Carnegie Mellon University
March 07, 2017

Alexa, Call Ran Zhao

CMU among first universities to be part of Amazon’s program on voice technologies

By Byron Spice

Ran Zhao, a Ph.D. student in Carnegie Mellon University’s Language Technologies Institute (LTI), has been named the first Alexa Fund Fellow. CMU is one of the first four universities to be chosen to be a part of the Alexa Fund Fellowship.

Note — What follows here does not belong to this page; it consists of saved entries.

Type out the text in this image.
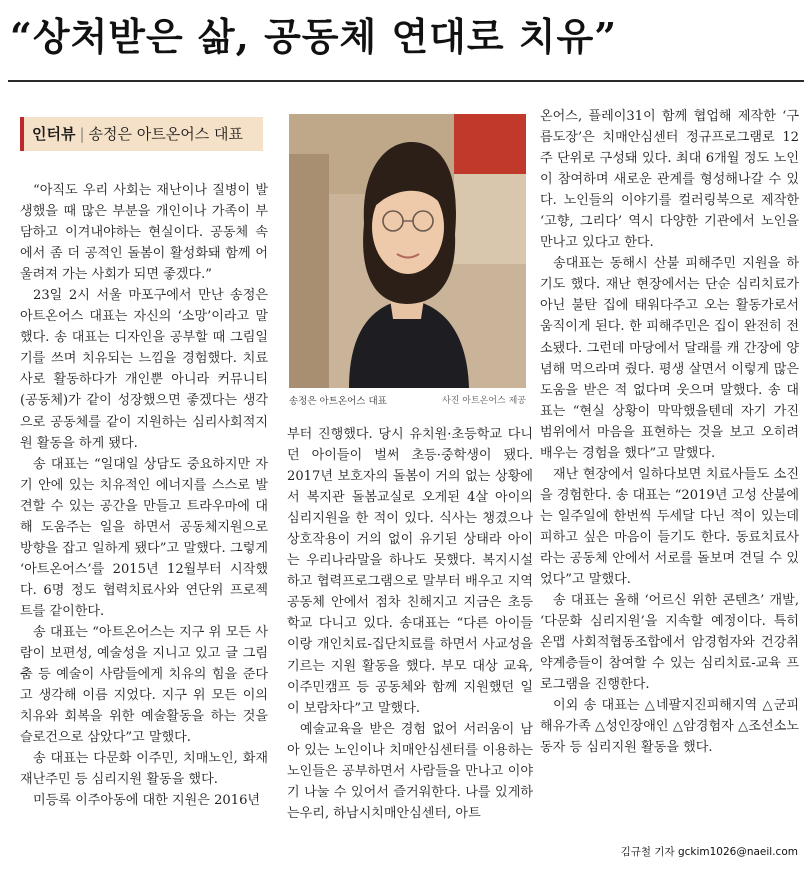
“상처받은 삶, 공동체 연대로 치유”
인터뷰 | 송정은 아트온어스 대표
송정은 아트온어스 대표	사진 아트온어스 제공

“아직도 우리 사회는 재난이나 질병이 발생했을 때 많은 부분을 개인이나 가족이 부담하고 이겨내야하는 현실이다. 공동체 속에서 좀 더 공적인 돌봄이 활성화돼 함께 어울려져 가는 사회가 되면 좋겠다.”

23일 2시 서울 마포구에서 만난 송정은 아트온어스 대표는 자신의 ‘소망’이라고 말했다. 송 대표는 디자인을 공부할 때 그림일기를 쓰며 치유되는 느낌을 경험했다. 치료사로 활동하다가 개인뿐 아니라 커뮤니티(공동체)가 같이 성장했으면 좋겠다는 생각으로 공동체를 같이 지원하는 심리사회적지원 활동을 하게 됐다.

송 대표는 “일대일 상담도 중요하지만 자기 안에 있는 치유적인 에너지를 스스로 발견할 수 있는 공간을 만들고 트라우마에 대해 도움주는 일을 하면서 공동체지원으로 방향을 잡고 일하게 됐다”고 말했다. 그렇게 ‘아트온어스’를 2015년 12월부터 시작했다. 6명 정도 협력치료사와 연단위 프로젝트를 같이한다.

송 대표는 “아트온어스는 지구 위 모든 사람이 보편성, 예술성을 지니고 있고 글 그림 춤 등 예술이 사람들에게 치유의 힘을 준다고 생각해 이름 지었다. 지구 위 모든 이의 치유와 회복을 위한 예술활동을 하는 것을 슬로건으로 삼았다”고 말했다.

송 대표는 다문화 이주민, 치매노인, 화재 재난주민 등 심리지원 활동을 했다.

미등록 이주아동에 대한 지원은 2016년

부터 진행했다. 당시 유치원·초등학교 다니던 아이들이 벌써 초등·중학생이 됐다. 2017년 보호자의 돌봄이 거의 없는 상황에서 복지관 돌봄교실로 오게된 4살 아이의 심리지원을 한 적이 있다. 식사는 챙겼으나 상호작용이 거의 없이 유기된 상태라 아이는 우리나라말을 하나도 못했다. 복지시설하고 협력프로그램으로 말부터 배우고 지역공동체 안에서 점차 친해지고 지금은 초등학교 다니고 있다. 송대표는 “다른 아이들이랑 개인치료-집단치료를 하면서 사교성을 기르는 지원 활동을 했다. 부모 대상 교육, 이주민캠프 등 공동체와 함께 지원했던 일이 보람차다”고 말했다.

예술교육을 받은 경험 없어 서러움이 남아 있는 노인이나 치매안심센터를 이용하는 노인들은 공부하면서 사람들을 만나고 이야기 나눌 수 있어서 즐거워한다. 나를 있게하는우리, 하남시치매안심센터, 아트

온어스, 플레이31이 함께 협업해 제작한 ‘구름도장’은 치매안심센터 정규프로그램로 12주 단위로 구성돼 있다. 최대 6개월 정도 노인이 참여하며 새로운 관계를 형성해나갈 수 있다. 노인들의 이야기를 컬러링북으로 제작한 ‘고향, 그리다’ 역시 다양한 기관에서 노인을 만나고 있다고 한다.

송대표는 동해시 산불 피해주민 지원을 하기도 했다. 재난 현장에서는 단순 심리치료가 아닌 불탄 집에 태워다주고 오는 활동가로서 움직이게 된다. 한 피해주민은 집이 완전히 전소됐다. 그런데 마당에서 달래를 캐 간장에 양념해 먹으라며 줬다. 평생 살면서 이렇게 많은 도움을 받은 적 없다며 웃으며 말했다. 송 대표는 “현실 상황이 막막했을텐데 자기 가진 범위에서 마음을 표현하는 것을 보고 오히려 배우는 경험을 했다”고 말했다.

재난 현장에서 일하다보면 치료사들도 소진을 경험한다. 송 대표는 “2019년 고성 산불에는 일주일에 한번씩 두세달 다닌 적이 있는데 피하고 싶은 마음이 들기도 한다. 동료치료사라는 공동체 안에서 서로를 돌보며 견딜 수 있었다”고 말했다.

송 대표는 올해 ‘어르신 위한 콘텐츠’ 개발, ‘다문화 심리지원’을 지속할 예정이다. 특히 온맵 사회적협동조합에서 암경험자와 건강취약계층들이 참여할 수 있는 심리치료-교육 프로그램을 진행한다.

이외 송 대표는 △네팔지진피해지역 △군피해유가족 △성인장애인 △암경험자 △조선소노동자 등 심리지원 활동을 했다.

김규철 기자 gckim1026@naeil.com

The fellowship is a new program from Amazon that supports universities and researchers focused on transformative voice technologies, such as text-to-speech, natural language understanding, automatic speech recognition and conversational artificial intelligence. Amazon named the fellowship program for Alexa, its voice service that powers devices, such as Amazon Echo.

Ran Zhao

Zhao, who hopes to complete his Ph.D. in language and information technology next year, earned a bachelor’s degree in computer science at the University of Illinois, Urbana-Champaign, and a master’s degree at Yale University.

As part of the fellowship program, Amazon is providing Alexa-enabled devices for use this spring in an LTI project course, Dialogue Systems, taught by Alex Rudnicky, research professor emeritus, and Alan Black, professor of language technologies, with assistance from Zhao.
Rudnicky said the course will task students with creating new voice applications, or skills, for Alexa. Eighteen students are enrolled — larger than the typical number for this project course.

“It’s a moment in time when voice interaction is a matter of increased interest,” Rudnicky said.
With a number of voice-enabled systems now on the market, researchers are interested in pushing the technology as far as possible, while companies look both for new applications and new graduates who are accustomed to developing dialogue systems.

In addition to CMU, initial universities are Johns Hopkins University, the University of Southern California and the University of Waterloo.

Rudnicky and Black also each lead a student team sponsored by Amazon that will compete in the inaugural $2.5 million Alexa Prize. The prize competition challenges each team to build a socialbot that can converse coherently and engagingly with humans on a variety of popular topics for 20 minutes.

Rudnicky’s Ruby Star team, Black’s CMU Magnus team and 10 other teams were selected by Amazon to receive a $100,000 research grant and other support for their entries. The judging process will begin in April and will include input from Alexa users.